Github has a maximum size of 50 mb per file under management. And that normally works just fine – until the age of machine learning. Machine learning models are big, staggeringly big. I'm currently working on a project where the underlying model is like 830 + mb.
Now when you have large files, git has a facility called "Git LFS" (large file support) and they purport that it is the solution but, well, it really, really isn't. Here's what I just ran across (platform is Ubuntu 18 and Ansible):
- I have a playbook that handles git clone / git update.
- When you initially install, the git clone only brings down the non lfs files.
- I then remembered the lfs issue and modified the playbook to install lfs and run the per repository installation command (cd into your repo directory and then git lfs install).
- The next stage in the playbook did a git pull and my expectation was that the pull would bring in the large model. Unfortunately it did not so I had a real wtf moment.

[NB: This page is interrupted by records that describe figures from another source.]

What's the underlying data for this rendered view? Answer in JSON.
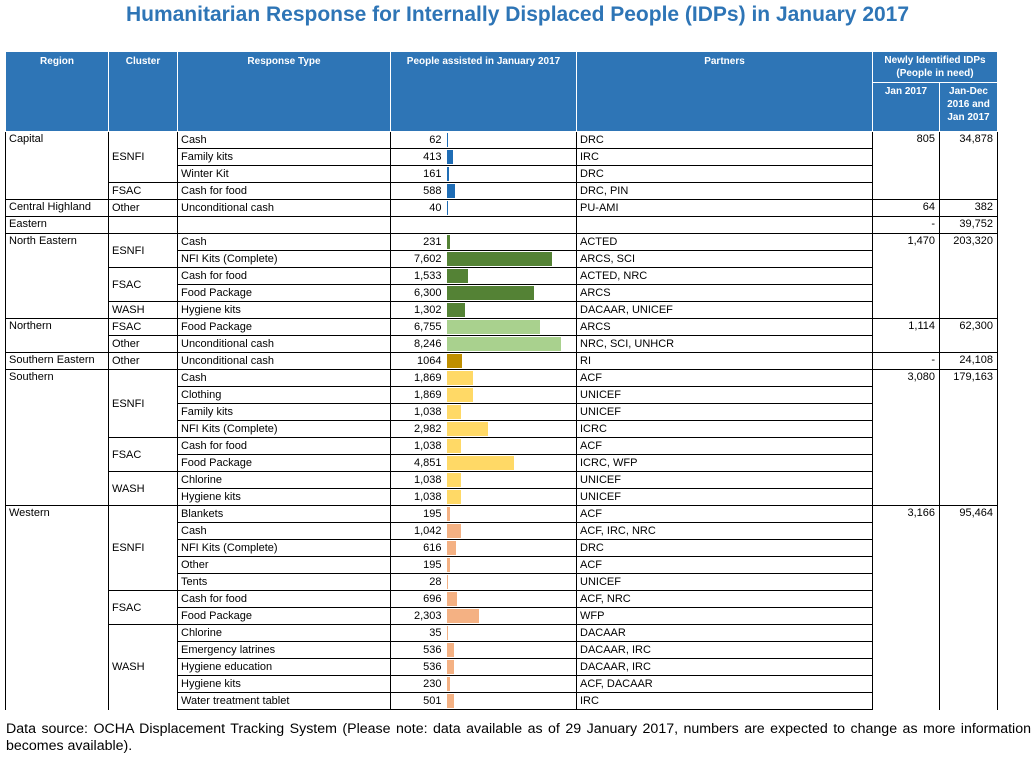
{
  "title": "Humanitarian Response for Internally Displaced People (IDPs) in January 2017",
  "headers": {
    "region": "Region",
    "cluster": "Cluster",
    "response_type": "Response Type",
    "people_assisted": "People assisted in January 2017",
    "partners": "Partners",
    "newly_identified": "Newly Identified IDPs (People in need)",
    "jan2017": "Jan 2017",
    "jan_dec": "Jan-Dec 2016 and Jan 2017"
  },
  "colors": {
    "header_bg": "#2e75b6",
    "title": "#2e75b6",
    "Capital": "#1f6db5",
    "Central Highland": "#1f6db5",
    "Eastern": "#1f6db5",
    "North Eastern": "#548235",
    "Northern": "#a9d18e",
    "Southern Eastern": "#bf8f00",
    "Southern": "#ffd966",
    "Western": "#f4b183"
  },
  "bar_max": 8246,
  "regions": [
    {
      "name": "Capital",
      "jan2017": "805",
      "jan_dec": "34,878",
      "clusters": [
        {
          "name": "ESNFI",
          "rows": [
            {
              "type": "Cash",
              "people": "62",
              "value": 62,
              "partners": "DRC"
            },
            {
              "type": "Family kits",
              "people": "413",
              "value": 413,
              "partners": "IRC"
            },
            {
              "type": "Winter Kit",
              "people": "161",
              "value": 161,
              "partners": "DRC"
            }
          ]
        },
        {
          "name": "FSAC",
          "rows": [
            {
              "type": "Cash for food",
              "people": "588",
              "value": 588,
              "partners": "DRC, PIN"
            }
          ]
        }
      ]
    },
    {
      "name": "Central Highland",
      "jan2017": "64",
      "jan_dec": "382",
      "clusters": [
        {
          "name": "Other",
          "rows": [
            {
              "type": "Unconditional cash",
              "people": "40",
              "value": 40,
              "partners": "PU-AMI"
            }
          ]
        }
      ]
    },
    {
      "name": "Eastern",
      "jan2017": "-",
      "jan_dec": "39,752",
      "clusters": [
        {
          "name": "",
          "rows": [
            {
              "type": "",
              "people": "",
              "value": 0,
              "partners": ""
            }
          ]
        }
      ]
    },
    {
      "name": "North Eastern",
      "jan2017": "1,470",
      "jan_dec": "203,320",
      "clusters": [
        {
          "name": "ESNFI",
          "rows": [
            {
              "type": "Cash",
              "people": "231",
              "value": 231,
              "partners": "ACTED"
            },
            {
              "type": "NFI Kits (Complete)",
              "people": "7,602",
              "value": 7602,
              "partners": "ARCS, SCI"
            }
          ]
        },
        {
          "name": "FSAC",
          "rows": [
            {
              "type": "Cash for food",
              "people": "1,533",
              "value": 1533,
              "partners": "ACTED, NRC"
            },
            {
              "type": "Food Package",
              "people": "6,300",
              "value": 6300,
              "partners": "ARCS"
            }
          ]
        },
        {
          "name": "WASH",
          "rows": [
            {
              "type": "Hygiene kits",
              "people": "1,302",
              "value": 1302,
              "partners": "DACAAR, UNICEF"
            }
          ]
        }
      ]
    },
    {
      "name": "Northern",
      "jan2017": "1,114",
      "jan_dec": "62,300",
      "clusters": [
        {
          "name": "FSAC",
          "rows": [
            {
              "type": "Food Package",
              "people": "6,755",
              "value": 6755,
              "partners": "ARCS"
            }
          ]
        },
        {
          "name": "Other",
          "rows": [
            {
              "type": "Unconditional cash",
              "people": "8,246",
              "value": 8246,
              "partners": "NRC, SCI, UNHCR"
            }
          ]
        }
      ]
    },
    {
      "name": "Southern Eastern",
      "jan2017": "-",
      "jan_dec": "24,108",
      "clusters": [
        {
          "name": "Other",
          "rows": [
            {
              "type": "Unconditional cash",
              "people": "1064",
              "value": 1064,
              "partners": "RI"
            }
          ]
        }
      ]
    },
    {
      "name": "Southern",
      "jan2017": "3,080",
      "jan_dec": "179,163",
      "clusters": [
        {
          "name": "ESNFI",
          "rows": [
            {
              "type": "Cash",
              "people": "1,869",
              "value": 1869,
              "partners": "ACF"
            },
            {
              "type": "Clothing",
              "people": "1,869",
              "value": 1869,
              "partners": "UNICEF"
            },
            {
              "type": "Family kits",
              "people": "1,038",
              "value": 1038,
              "partners": "UNICEF"
            },
            {
              "type": "NFI Kits (Complete)",
              "people": "2,982",
              "value": 2982,
              "partners": "ICRC"
            }
          ]
        },
        {
          "name": "FSAC",
          "rows": [
            {
              "type": "Cash for food",
              "people": "1,038",
              "value": 1038,
              "partners": "ACF"
            },
            {
              "type": "Food Package",
              "people": "4,851",
              "value": 4851,
              "partners": "ICRC, WFP"
            }
          ]
        },
        {
          "name": "WASH",
          "rows": [
            {
              "type": "Chlorine",
              "people": "1,038",
              "value": 1038,
              "partners": "UNICEF"
            },
            {
              "type": "Hygiene kits",
              "people": "1,038",
              "value": 1038,
              "partners": "UNICEF"
            }
          ]
        }
      ]
    },
    {
      "name": "Western",
      "jan2017": "3,166",
      "jan_dec": "95,464",
      "clusters": [
        {
          "name": "ESNFI",
          "rows": [
            {
              "type": "Blankets",
              "people": "195",
              "value": 195,
              "partners": "ACF"
            },
            {
              "type": "Cash",
              "people": "1,042",
              "value": 1042,
              "partners": "ACF, IRC, NRC"
            },
            {
              "type": "NFI Kits (Complete)",
              "people": "616",
              "value": 616,
              "partners": "DRC"
            },
            {
              "type": "Other",
              "people": "195",
              "value": 195,
              "partners": "ACF"
            },
            {
              "type": "Tents",
              "people": "28",
              "value": 28,
              "partners": "UNICEF"
            }
          ]
        },
        {
          "name": "FSAC",
          "rows": [
            {
              "type": "Cash for food",
              "people": "696",
              "value": 696,
              "partners": "ACF, NRC"
            },
            {
              "type": "Food Package",
              "people": "2,303",
              "value": 2303,
              "partners": "WFP"
            }
          ]
        },
        {
          "name": "WASH",
          "rows": [
            {
              "type": "Chlorine",
              "people": "35",
              "value": 35,
              "partners": "DACAAR"
            },
            {
              "type": "Emergency latrines",
              "people": "536",
              "value": 536,
              "partners": "DACAAR, IRC"
            },
            {
              "type": "Hygiene education",
              "people": "536",
              "value": 536,
              "partners": "DACAAR, IRC"
            },
            {
              "type": "Hygiene kits",
              "people": "230",
              "value": 230,
              "partners": "ACF, DACAAR"
            },
            {
              "type": "Water treatment tablet",
              "people": "501",
              "value": 501,
              "partners": "IRC"
            }
          ]
        }
      ]
    }
  ],
  "footer": "Data source: OCHA Displacement Tracking System (Please note: data available as of 29 January 2017, numbers are expected to change as more information becomes available)."
}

I then logged into the machine manually and deleted the repo and cloned it manually. And, voila, I got the full model coming down.
Before Git LFS Install
du -hcs hate-language-modeling/ 16K 0hate-language-modeling/ 16K total
After Git LFS Install Using Manual Git Clone
du -hcs hate-language-modeling/ 836M hate-language-modeling/ 836M total
Given the importance of automated deploys, this really makes me concerned about using git lfs moving forward. Yes it is wonderful that I can run the per repository installation command and have it work even after the directory is installed but the git pull, after that command was run, should have brought down the entire model.